Keenam, memahami bahwa berbagai peristiwa yang lahiriahnya buruk sejatinya sering merupakan kebaikan. Allah Swt. berfirman:
]فَعَسَى أَن تَكْرَهُوا شَيْئَاً وَيَجْعَلَ اللهُ فِيهِ خَيْراً كَثيراً[
Mungkin kalian tidak menyukai sesuatu, padahal Allah menjadikan padanya kebaikan yang banyak. (QS an-Nisa’ [4]: 19).
Pada
peristiwa Hijrah, Nabi saw. melaksanakan sebab-sebab fisikal. Beliau
bersama sahabatnya, Abu Bakr, bersembunyi di Gua Tsur, lalu keduanya
pergi melanjutkan perjalanan. Kemudian Suraqah berhasil menyusul
keduanya hingga mendekati mereka. Orang yang membaca
peristiwa itu saat ini, yang menjalani hidupnya dan limbung, maka yang
langsung terlintas dalam benaknya adalah bahwa bahaya itu akan terjadi. Keguncangan
dan kekhawatiran terhadap keselamatan Nabi saw. juga menimpa Abu Bakar.

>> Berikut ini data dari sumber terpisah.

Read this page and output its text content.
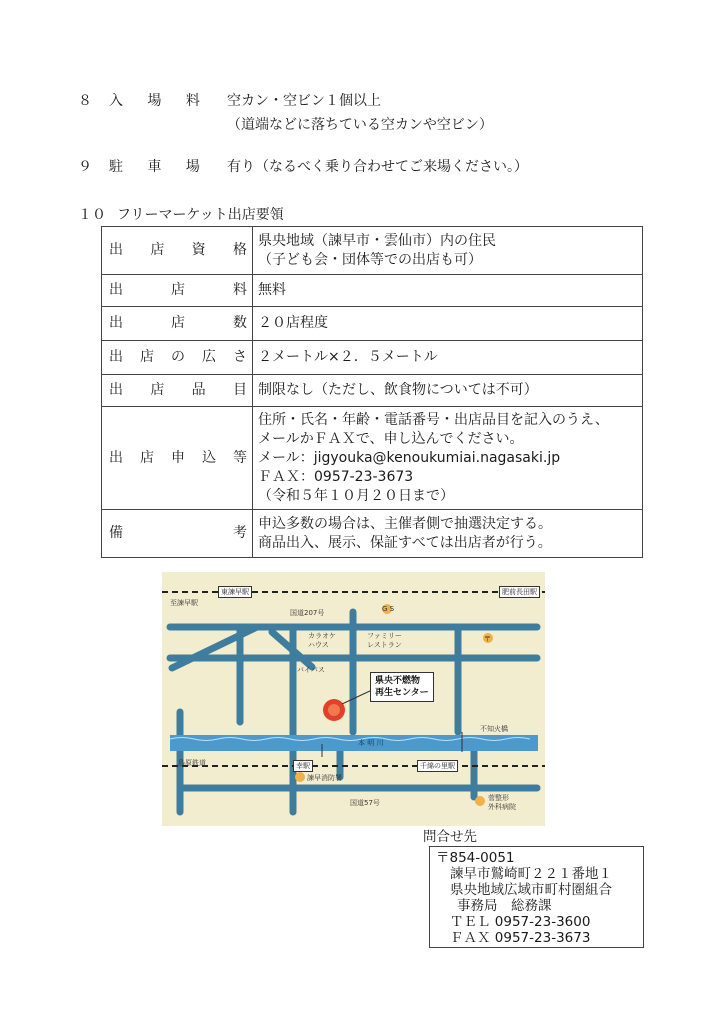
８ 入 場 料 空カン・空ビン１個以上
（道端などに落ちている空カンや空ビン）
９ 駐 車 場 有り（なるべく乗り合わせてご来場ください。）
１０ フリーマーケット出店要領
出店資格	県央地域（諫早市・雲仙市）内の住民
（子ども会・団体等での出店も可）

出店料	無料

出店数	２０店程度

出店の広さ	２メートル×２．５メートル

出店品目	制限なし（ただし、飲食物については不可）

出店申込等	住所・氏名・年齢・電話番号・出店品目を記入のうえ、
メールかＦＡＸで、申し込んでください。
メール：jigyouka@kenoukumiai.nagasaki.jp
ＦＡＸ：0957-23-3673
（令和５年１０月２０日まで）

備考	申込多数の場合は、主催者側で抽選決定する。
商品出入、展示、保証すべては出店者が行う。
東諫早駅	肥前長田駅
幸駅	千綿の里駅
至諫早駅
国道207号	G S
カラオケ
ハウス
ファミリー
レストラン
〒
バイパス
不知火橋
本 明 川
島原鉄道
諫早消防署
国道57号
菅整形
外科病院
県央不燃物
再生センター
問合せ先
〒854-0051
諫早市鷲崎町２２１番地１
県央地域広域市町村圏組合
事務局　総務課
ＴＥＬ 0957-23-3600
ＦＡＸ 0957-23-3673
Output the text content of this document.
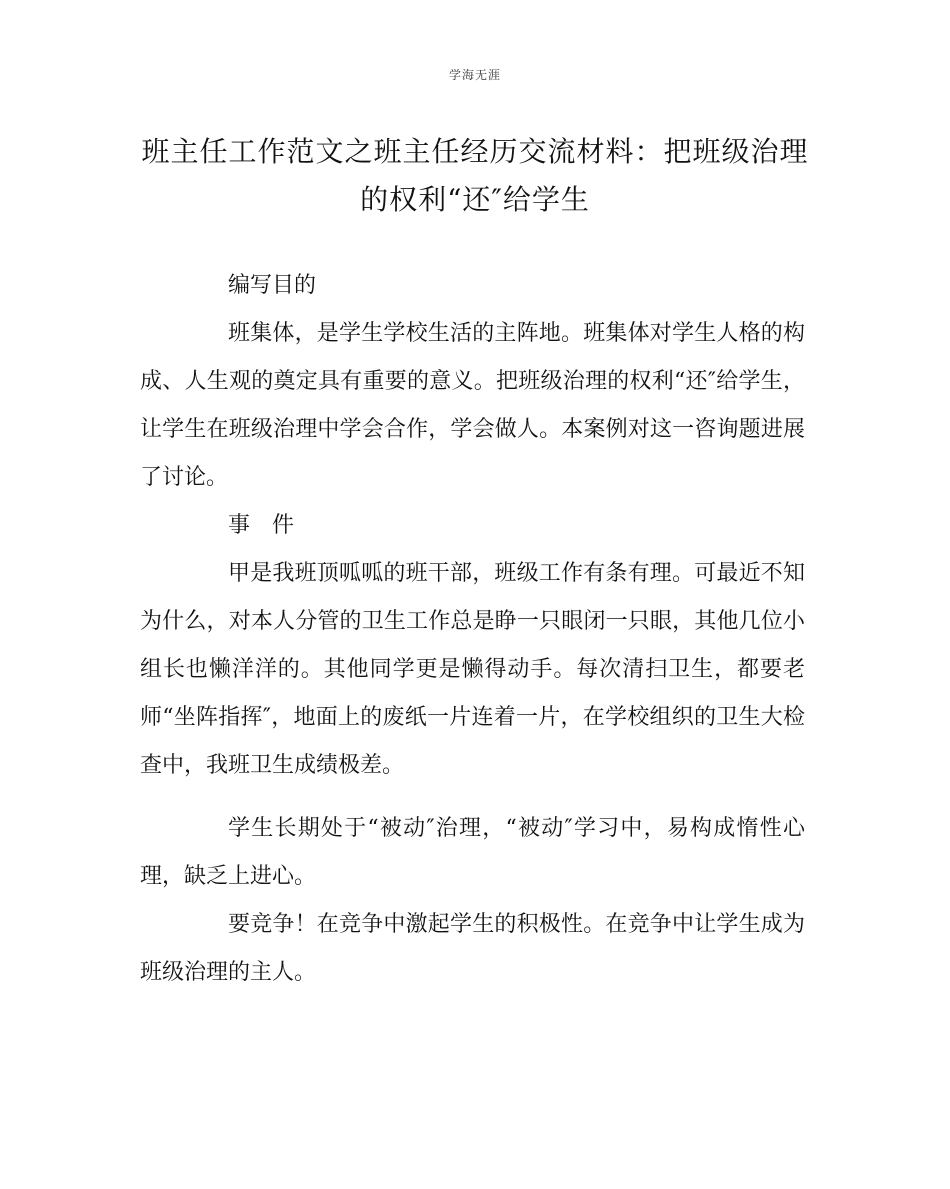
学海无涯
班主任工作范文之班主任经历交流材料：把班级治理的权利“还″给学生

编写目的

班集体，是学生学校生活的主阵地。班集体对学生人格的构成、人生观的奠定具有重要的意义。把班级治理的权利“还″给学生，让学生在班级治理中学会合作，学会做人。本案例对这一咨询题进展了讨论。

事　件

甲是我班顶呱呱的班干部，班级工作有条有理。可最近不知为什么，对本人分管的卫生工作总是睁一只眼闭一只眼，其他几位小组长也懒洋洋的。其他同学更是懒得动手。每次清扫卫生，都要老师“坐阵指挥″，地面上的废纸一片连着一片，在学校组织的卫生大检查中，我班卫生成绩极差。

学生长期处于“被动″治理，“被动″学习中，易构成惰性心理，缺乏上进心。

要竞争！在竞争中激起学生的积极性。在竞争中让学生成为班级治理的主人。
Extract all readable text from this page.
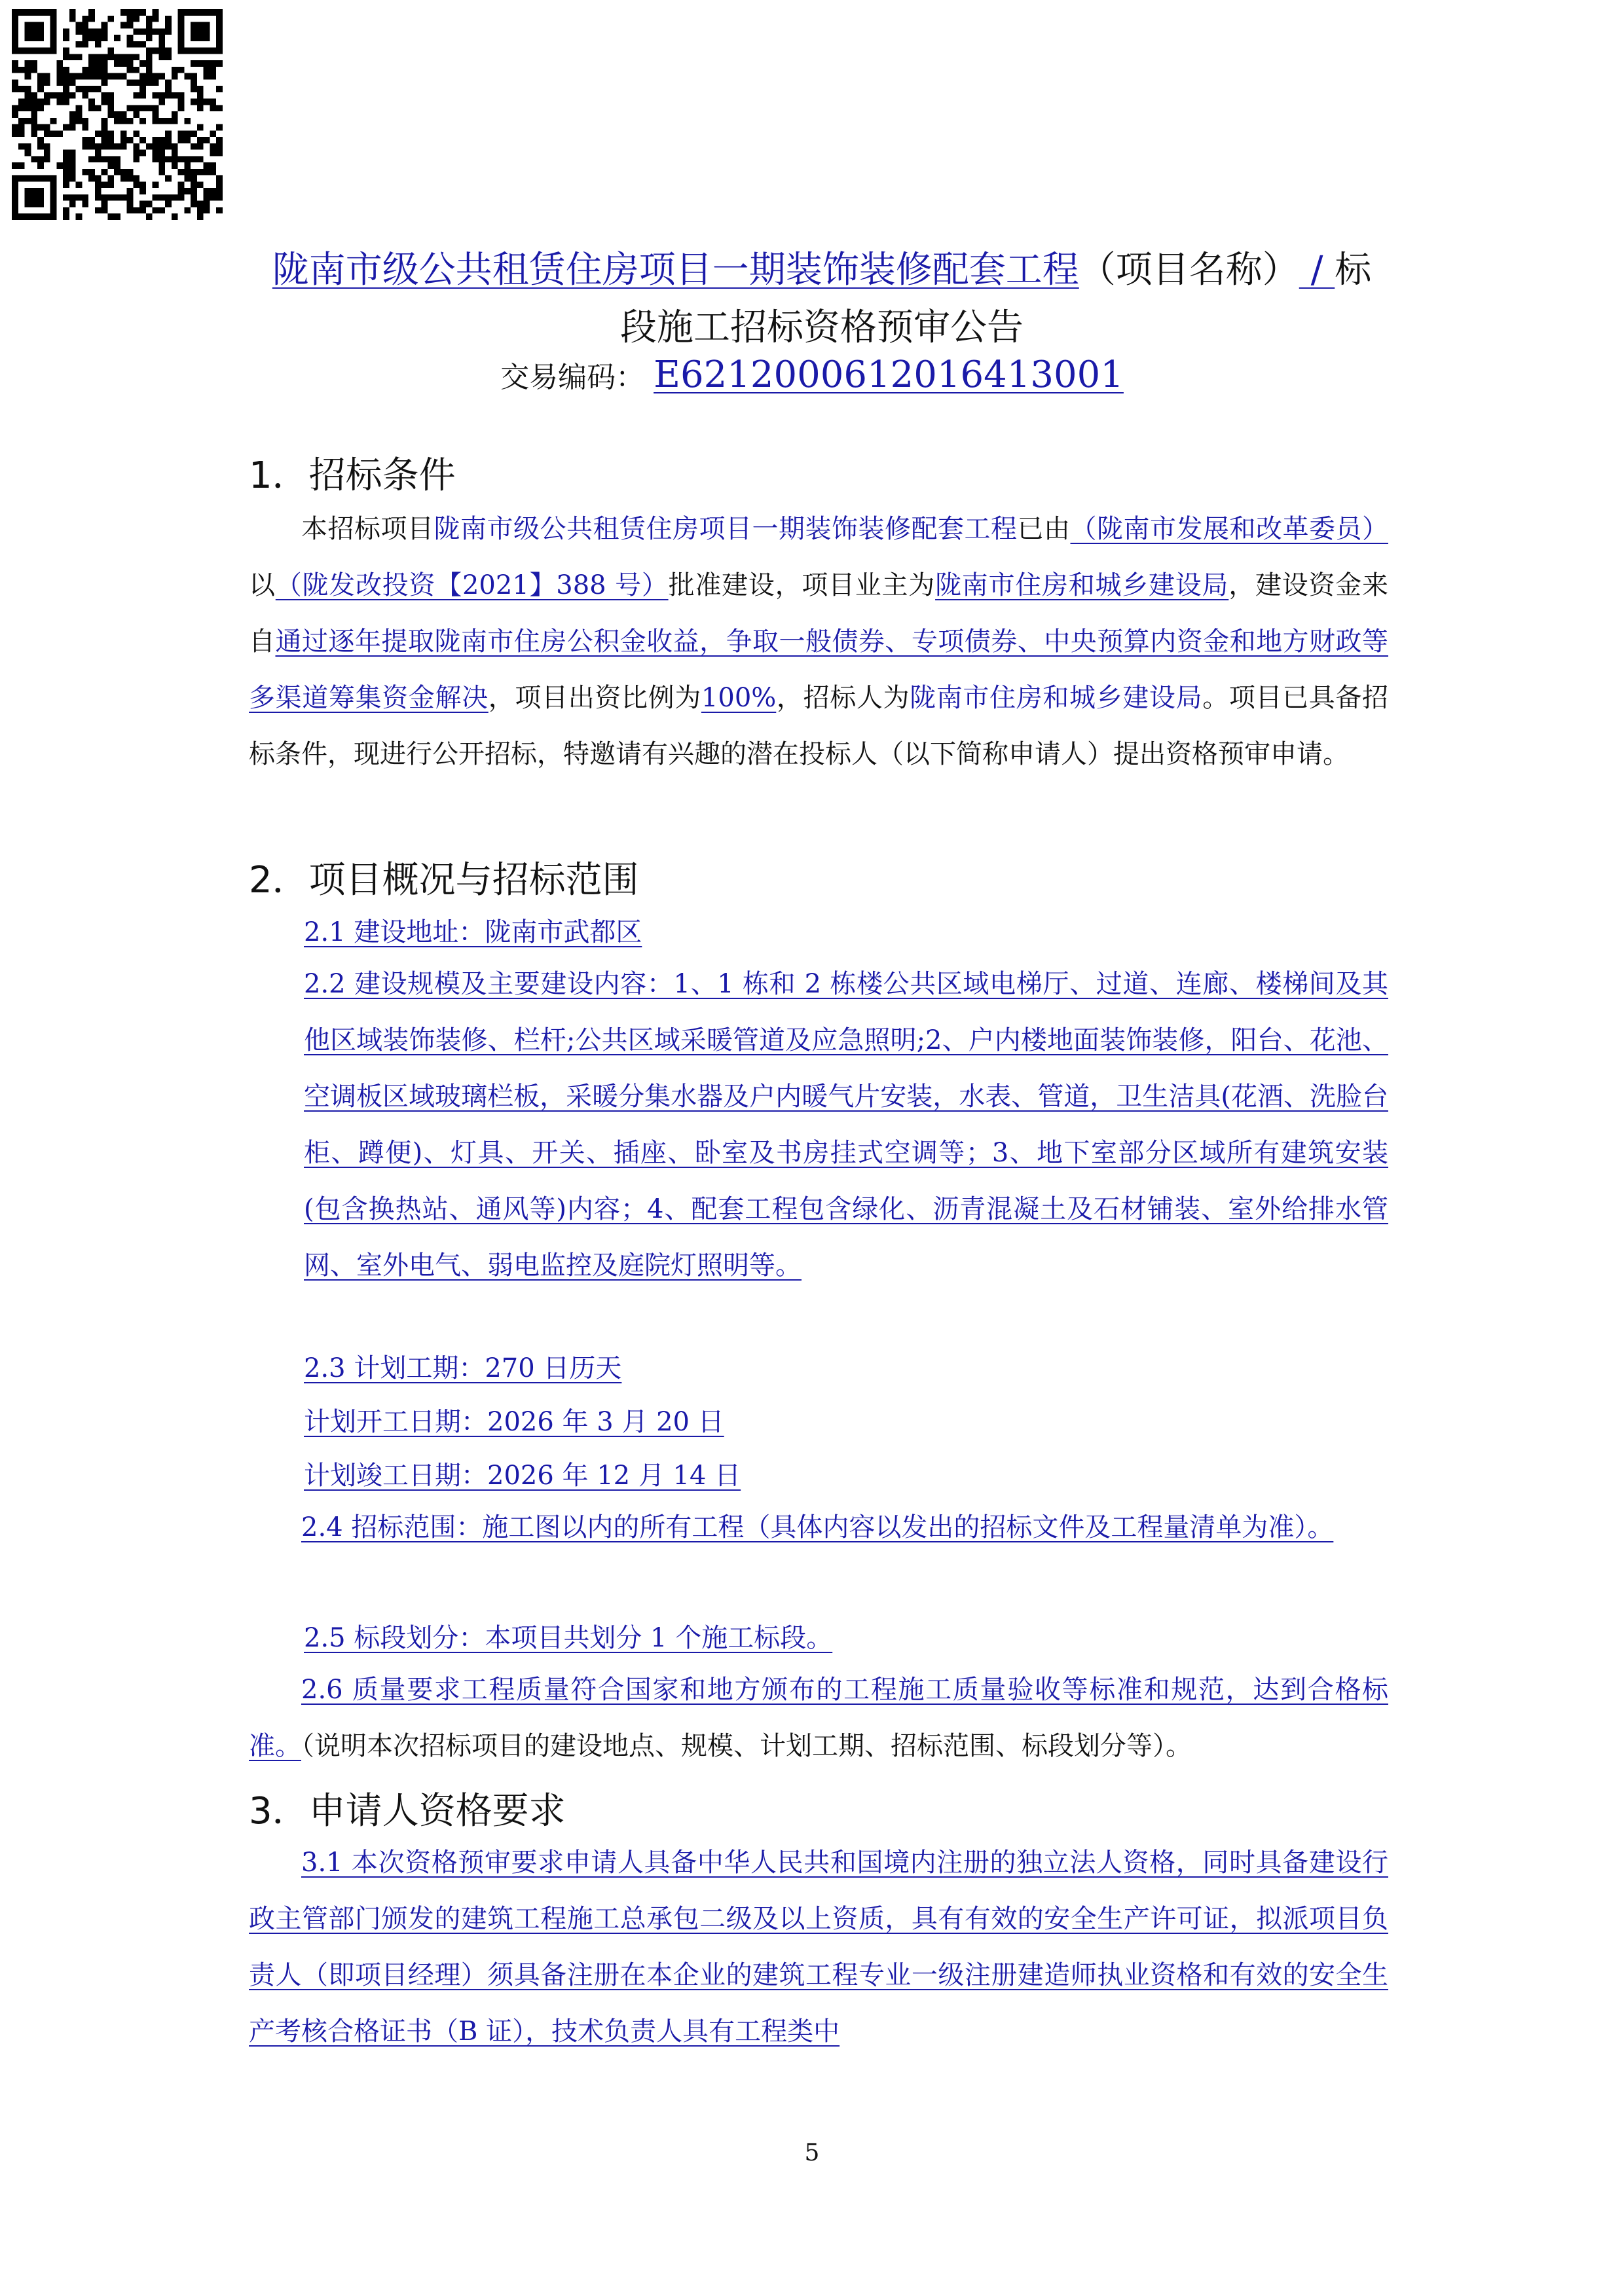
陇南市级公共租赁住房项目一期装饰装修配套工程（项目名称） / 标
段施工招标资格预审公告
交易编码： E6212000612016413001
1．招标条件
本招标项目陇南市级公共租赁住房项目一期装饰装修配套工程已由（陇南市发展和改革委员）以（陇发改投资【2021】388 号）批准建设，项目业主为陇南市住房和城乡建设局，建设资金来自通过逐年提取陇南市住房公积金收益，争取一般债券、专项债券、中央预算内资金和地方财政等多渠道筹集资金解决，项目出资比例为100%，招标人为陇南市住房和城乡建设局。项目已具备招标条件，现进行公开招标，特邀请有兴趣的潜在投标人（以下简称申请人）提出资格预审申请。
2．项目概况与招标范围
2.1 建设地址：陇南市武都区
2.2 建设规模及主要建设内容：1、1 栋和 2 栋楼公共区域电梯厅、过道、连廊、楼梯间及其他区域装饰装修、栏杆;公共区域采暖管道及应急照明;2、户内楼地面装饰装修，阳台、花池、空调板区域玻璃栏板，采暖分集水器及户内暖气片安装，水表、管道，卫生洁具(花酒、洗脸台柜、蹲便)、灯具、开关、插座、卧室及书房挂式空调等；3、地下室部分区域所有建筑安装(包含换热站、通风等)内容；4、配套工程包含绿化、沥青混凝土及石材铺装、室外给排水管网、室外电气、弱电监控及庭院灯照明等。
2.3 计划工期：270 日历天
计划开工日期：2026 年 3 月 20 日
计划竣工日期：2026 年 12 月 14 日
2.4 招标范围：施工图以内的所有工程（具体内容以发出的招标文件及工程量清单为准）。
2.5 标段划分：本项目共划分 1 个施工标段。
2.6 质量要求工程质量符合国家和地方颁布的工程施工质量验收等标准和规范，达到合格标准。（说明本次招标项目的建设地点、规模、计划工期、招标范围、标段划分等）。
3．申请人资格要求
3.1 本次资格预审要求申请人具备中华人民共和国境内注册的独立法人资格，同时具备建设行政主管部门颁发的建筑工程施工总承包二级及以上资质，具有有效的安全生产许可证，拟派项目负责人（即项目经理）须具备注册在本企业的建筑工程专业一级注册建造师执业资格和有效的安全生产考核合格证书（B 证），技术负责人具有工程类中
5
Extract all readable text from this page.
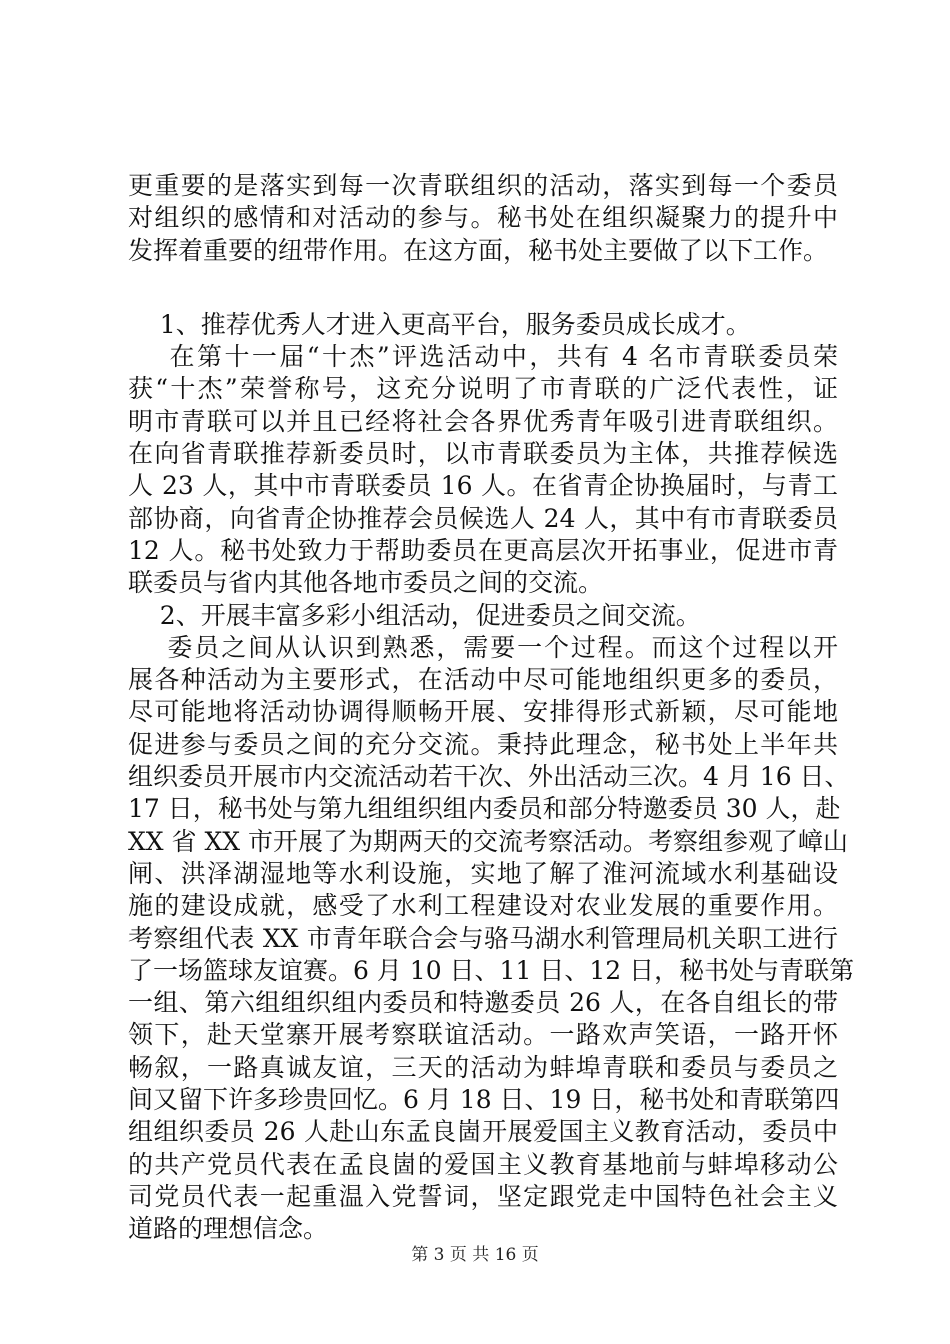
更重要的是落实到每一次青联组织的活动，落实到每一个委员
对组织的感情和对活动的参与。秘书处在组织凝聚力的提升中
发挥着重要的纽带作用。在这方面，秘书处主要做了以下工作。
1、推荐优秀人才进入更高平台，服务委员成长成才。
在第十一届“十杰”评选活动中，共有 4 名市青联委员荣
获“十杰”荣誉称号，这充分说明了市青联的广泛代表性，证
明市青联可以并且已经将社会各界优秀青年吸引进青联组织。
在向省青联推荐新委员时，以市青联委员为主体，共推荐候选
人 23 人，其中市青联委员 16 人。在省青企协换届时，与青工
部协商，向省青企协推荐会员候选人 24 人，其中有市青联委员
12 人。秘书处致力于帮助委员在更高层次开拓事业，促进市青
联委员与省内其他各地市委员之间的交流。
2、开展丰富多彩小组活动，促进委员之间交流。
委员之间从认识到熟悉，需要一个过程。而这个过程以开
展各种活动为主要形式，在活动中尽可能地组织更多的委员，
尽可能地将活动协调得顺畅开展、安排得形式新颖，尽可能地
促进参与委员之间的充分交流。秉持此理念，秘书处上半年共
组织委员开展市内交流活动若干次、外出活动三次。4 月 16 日、
17 日，秘书处与第九组组织组内委员和部分特邀委员 30 人，赴
XX 省 XX 市开展了为期两天的交流考察活动。考察组参观了嶂山
闸、洪泽湖湿地等水利设施，实地了解了淮河流域水利基础设
施的建设成就，感受了水利工程建设对农业发展的重要作用。
考察组代表 XX 市青年联合会与骆马湖水利管理局机关职工进行
了一场篮球友谊赛。6 月 10 日、11 日、12 日，秘书处与青联第
一组、第六组组织组内委员和特邀委员 26 人，在各自组长的带
领下，赴天堂寨开展考察联谊活动。一路欢声笑语，一路开怀
畅叙，一路真诚友谊，三天的活动为蚌埠青联和委员与委员之
间又留下许多珍贵回忆。6 月 18 日、19 日，秘书处和青联第四
组组织委员 26 人赴山东孟良崮开展爱国主义教育活动，委员中
的共产党员代表在孟良崮的爱国主义教育基地前与蚌埠移动公
司党员代表一起重温入党誓词，坚定跟党走中国特色社会主义
道路的理想信念。
第 3 页 共 16 页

Adapun Nabi saw, beliau memandang peristiwa itu dengan diterangi cahaya
Ilahi. Tiba-tiba, kaki-kaki kuda Suraqah terjerembab, dan Nabi saw. memang
mendoakan demikian. Peristiwa ini pada awalnya tampak sebagai peristiwa
buruk, tetapi berubah menjadi sebab pertolongan kepada Nabi saw. dan
sahabatnya.
Orang-orang
yang optimis adalah mereka yang di tengah peristiwa-peristiwa itu
mencari berita gembira. Mereka bukanlah orang-orang yang dikuasai rasa
frustasi dan kelemahan. Ketika kita menghidupkan ruh optimis, maka
peristiwa-peristiwa yang menghadang kita harus kita perlakukan secara
seimbang. Benar, kita hidup di alam angan-angan (harapan), dan kita
tidak melupakan bahaya-bahaya yang mungkin muncul. Akan tetapi, jika
kita menghendaki perubahan total (taghyîr), maka hendaknya kita
mencari aspek-aspek dan celah-celah yang darinya kita mungkin bertolak
ke arah perubahan total hingga sampai pada tujuan yang kita maksud.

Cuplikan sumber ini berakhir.